Yeah, there it is! That reminder. The anger. Samantha Ricardo stole from me! She aborted my baby without my permission. I know it’s a woman’s choice, but fuck! Give a guy two seconds to try to talk it out.

I continue to drink and push away the imagined baby, and instead, I slow down my own texting, because Lily’s song was getting too sharp, too mean, and no matter what Sammy did to me, Lily is an innocent.

My foot taps the stool leg and my eyes continue to drift shut as I watch a movie in my head. I text by muscle memory, knowing the words will be full of typo’s, but not minding because I’ll be able to decipher it later. A tiny baby that I didn’t know an hour ago dances in my mind; a tiny warrior princess out to slay dragons and sing in rock bands.

“It’s not even close to noon yet.”

My eyes snap open in surprise, but with a mellow grin and lazy movements, I place my phone down and spin at the pretty girl’s pretty voice.

Five foot nothing, sass for days, and short spikey hair, I smile. “What’cha doing, Tink?”

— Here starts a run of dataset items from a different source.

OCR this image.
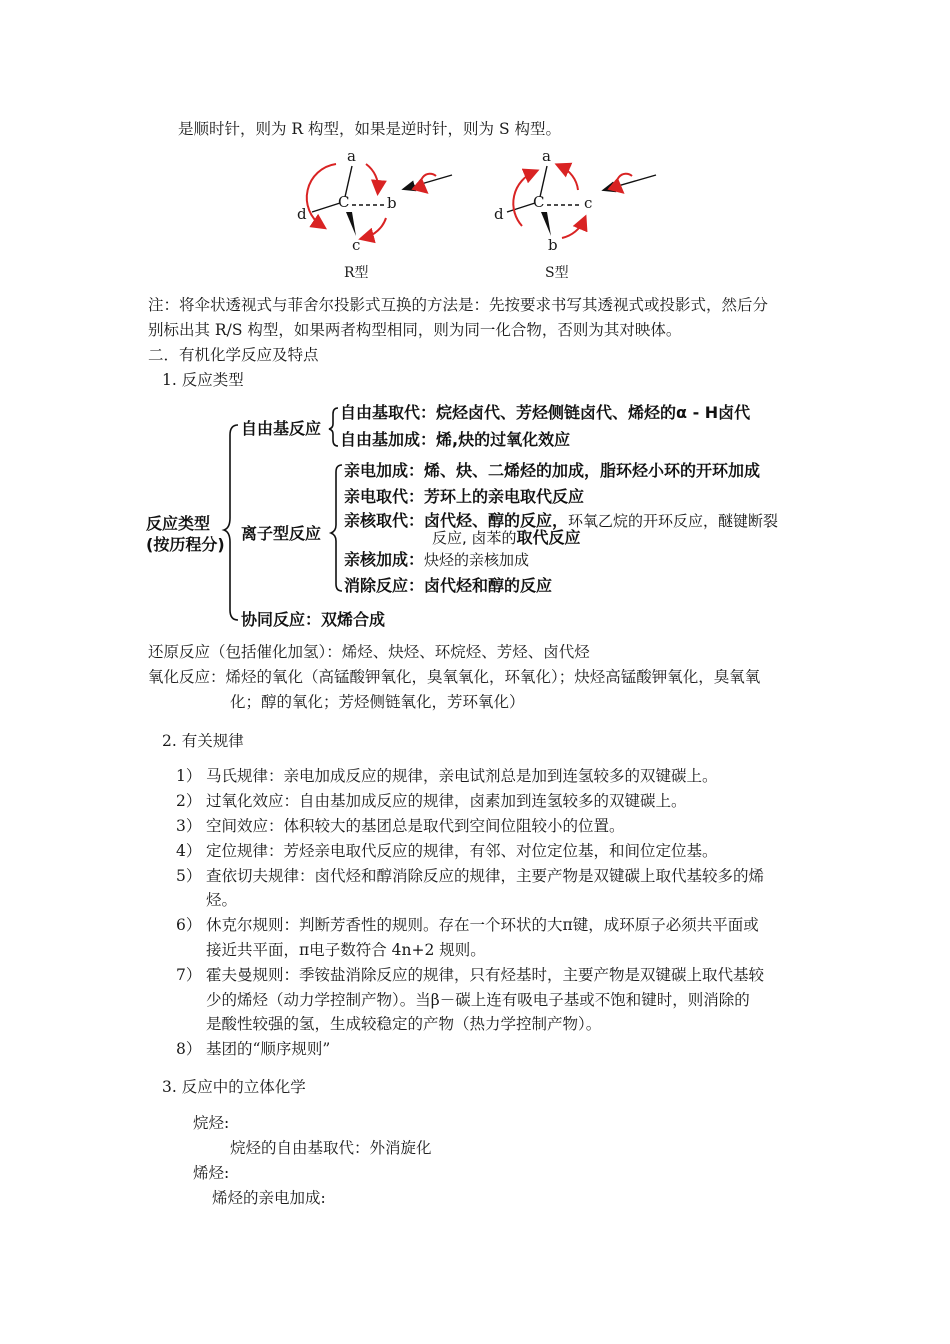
是顺时针，则为 R 构型，如果是逆时针，则为 S 构型。
a
C	b
d
c
R型
a
C	c
d
b
S型
注：将伞状透视式与菲舍尔投影式互换的方法是：先按要求书写其透视式或投影式，然后分
别标出其 R/S 构型，如果两者构型相同，则为同一化合物，否则为其对映体。
二．有机化学反应及特点
1. 反应类型
反应类型
(按历程分)
自由基反应
自由基取代：烷烃卤代、芳烃侧链卤代、烯烃的α - H卤代
自由基加成：烯,炔的过氧化效应
离子型反应
亲电加成：烯、炔、二烯烃的加成，脂环烃小环的开环加成
亲电取代：芳环上的亲电取代反应
亲核取代：卤代烃、醇的反应，环氧乙烷的开环反应，醚键断裂
反应, 卤苯的取代反应
亲核加成：炔烃的亲核加成
消除反应：卤代烃和醇的反应
协同反应：双烯合成
还原反应（包括催化加氢）：烯烃、炔烃、环烷烃、芳烃、卤代烃
氧化反应：烯烃的氧化（高锰酸钾氧化，臭氧氧化，环氧化）；炔烃高锰酸钾氧化，臭氧氧
化；醇的氧化；芳烃侧链氧化，芳环氧化）
2. 有关规律
1） 马氏规律：亲电加成反应的规律，亲电试剂总是加到连氢较多的双键碳上。
2） 过氧化效应：自由基加成反应的规律，卤素加到连氢较多的双键碳上。
3） 空间效应：体积较大的基团总是取代到空间位阻较小的位置。
4） 定位规律：芳烃亲电取代反应的规律，有邻、对位定位基，和间位定位基。
5） 查依切夫规律：卤代烃和醇消除反应的规律，主要产物是双键碳上取代基较多的烯
烃。
6） 休克尔规则：判断芳香性的规则。存在一个环状的大π键，成环原子必须共平面或
接近共平面，π电子数符合 4n+2 规则。
7） 霍夫曼规则：季铵盐消除反应的规律，只有烃基时，主要产物是双键碳上取代基较
少的烯烃（动力学控制产物）。当β－碳上连有吸电子基或不饱和键时，则消除的
是酸性较强的氢，生成较稳定的产物（热力学控制产物）。
8） 基团的“顺序规则”
3. 反应中的立体化学
烷烃:
烷烃的自由基取代：外消旋化
烯烃:
烯烃的亲电加成:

She wanders toward me suspiciously. “Not much. What are you doing… in my club… helping yourself to my liquor… while you talk to yourself?”

I smile lazily as scotch sloshes pleasantly in my stomach. “Had to get outta the apartment. Wanna come sit with me?” I hold the bottle in the air between us. “Have a drink with a buddy? Let’s get smashed, T. We’re only young once.”

“Ah, no.” She plucks the bottle from my fingers before I get a chance to hug it against my chest… like a baby. Fuck!

“What are you doin’ to yourself, Lemon Drop? This isn’t you.”